Between 100 and 140 million girls and women in the world are estimated to have undergone such procedures, and 3 million girls are estimated to be at risk of undergoing the procedures every year.
It is widespread in Africa and known to take place in some countries in Asia and Latin America. It is also prevalent among certain immigrant communities in North America and Europe.
Female genital mutilation has no known health benefits.

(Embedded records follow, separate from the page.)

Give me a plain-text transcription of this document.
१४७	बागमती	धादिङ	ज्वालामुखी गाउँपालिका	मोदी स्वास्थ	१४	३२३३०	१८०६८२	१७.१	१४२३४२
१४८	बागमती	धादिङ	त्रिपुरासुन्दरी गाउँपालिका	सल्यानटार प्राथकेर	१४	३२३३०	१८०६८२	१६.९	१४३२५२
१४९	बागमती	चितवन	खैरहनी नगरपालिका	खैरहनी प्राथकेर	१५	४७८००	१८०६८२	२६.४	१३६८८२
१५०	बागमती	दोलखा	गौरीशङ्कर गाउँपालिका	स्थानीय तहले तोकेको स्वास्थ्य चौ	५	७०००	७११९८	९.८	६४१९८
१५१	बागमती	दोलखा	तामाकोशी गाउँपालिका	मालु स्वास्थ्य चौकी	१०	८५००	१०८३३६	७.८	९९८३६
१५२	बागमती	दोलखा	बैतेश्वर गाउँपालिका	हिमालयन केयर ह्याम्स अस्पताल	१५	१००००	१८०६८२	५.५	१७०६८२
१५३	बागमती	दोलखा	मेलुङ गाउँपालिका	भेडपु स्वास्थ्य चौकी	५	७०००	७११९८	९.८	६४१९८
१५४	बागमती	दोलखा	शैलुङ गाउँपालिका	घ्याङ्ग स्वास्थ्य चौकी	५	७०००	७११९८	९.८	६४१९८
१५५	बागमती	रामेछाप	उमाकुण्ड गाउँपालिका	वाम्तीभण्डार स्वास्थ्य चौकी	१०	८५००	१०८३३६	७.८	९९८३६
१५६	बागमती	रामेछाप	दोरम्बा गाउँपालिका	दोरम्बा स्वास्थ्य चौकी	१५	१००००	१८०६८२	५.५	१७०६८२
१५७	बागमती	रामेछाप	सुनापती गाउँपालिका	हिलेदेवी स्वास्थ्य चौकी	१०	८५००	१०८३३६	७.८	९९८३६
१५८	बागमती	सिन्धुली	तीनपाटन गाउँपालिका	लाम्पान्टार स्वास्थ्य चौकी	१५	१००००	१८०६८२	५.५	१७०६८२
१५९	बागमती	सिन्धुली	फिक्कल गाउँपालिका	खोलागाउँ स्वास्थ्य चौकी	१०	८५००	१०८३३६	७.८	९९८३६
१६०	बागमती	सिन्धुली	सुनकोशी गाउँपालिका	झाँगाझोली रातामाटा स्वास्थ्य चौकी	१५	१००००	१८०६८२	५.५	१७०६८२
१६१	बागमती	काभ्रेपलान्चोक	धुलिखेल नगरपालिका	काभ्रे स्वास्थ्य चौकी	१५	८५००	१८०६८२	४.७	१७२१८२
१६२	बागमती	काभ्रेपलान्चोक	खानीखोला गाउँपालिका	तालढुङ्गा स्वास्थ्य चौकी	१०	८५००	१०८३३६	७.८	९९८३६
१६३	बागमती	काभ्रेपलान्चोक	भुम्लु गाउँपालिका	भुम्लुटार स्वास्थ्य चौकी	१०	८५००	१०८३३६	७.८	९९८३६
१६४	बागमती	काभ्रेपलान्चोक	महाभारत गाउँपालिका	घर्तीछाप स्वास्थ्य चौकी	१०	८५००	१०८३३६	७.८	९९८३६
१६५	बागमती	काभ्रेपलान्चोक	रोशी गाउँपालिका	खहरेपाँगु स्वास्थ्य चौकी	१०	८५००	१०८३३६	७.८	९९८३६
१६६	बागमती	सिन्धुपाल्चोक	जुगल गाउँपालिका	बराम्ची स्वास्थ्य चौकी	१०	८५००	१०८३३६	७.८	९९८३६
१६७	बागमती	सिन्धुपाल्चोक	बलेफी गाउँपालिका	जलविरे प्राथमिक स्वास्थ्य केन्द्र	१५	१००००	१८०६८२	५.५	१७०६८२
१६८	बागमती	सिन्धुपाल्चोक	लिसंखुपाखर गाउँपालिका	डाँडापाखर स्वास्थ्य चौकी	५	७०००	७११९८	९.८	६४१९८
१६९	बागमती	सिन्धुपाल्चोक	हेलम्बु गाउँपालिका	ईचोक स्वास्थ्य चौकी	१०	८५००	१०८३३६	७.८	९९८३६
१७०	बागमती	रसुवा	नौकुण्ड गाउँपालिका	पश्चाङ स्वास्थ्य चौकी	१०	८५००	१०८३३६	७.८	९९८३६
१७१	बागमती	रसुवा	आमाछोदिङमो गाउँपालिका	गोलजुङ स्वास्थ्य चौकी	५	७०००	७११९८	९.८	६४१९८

On the contrary, it is known to be harmful to girls and women in many ways. First and foremost, it is painful and traumatic. Normally practiced outside of a medically setting, many women die from shock, bleeding or infection. It interferes with the natural functioning of the body leading to pain and/or blood loss both during sex, menstruation, urination and childbirth, as well as increased urinary track infections, sexually transmitted infections and exposure to HIV/aids. What is perhaps less knows is that it also endangers the life of their unborn, as babies born to women who have undergone female genital mutilation suffer a higher rate of neonatal death compared with babies born to women who have not undergone the procedure. The incidences of caesarean section and postpartum haemorrhage are also substantially increased.
Seen from a human rights perspective, the practice reflects deep-rooted inequality between the sexes, and constitutes an extreme form of discrimination against women. Female genital mutilation is nearly always carried out on minors and is therefore a violation of the rights of the child. The practice also violates the rights to health, security and physical integrity of the person, the right to be free from torture and cruel, inhuman or degrading treatment, and the right to life when the procedure results in death.
Despite some successes, the overall rate of decline in the prevalence of female genital mutilation has been slow. Penalisation of the practice has often led to it being hidden and the children being denied healthcare in order to avoid confrontation with the law.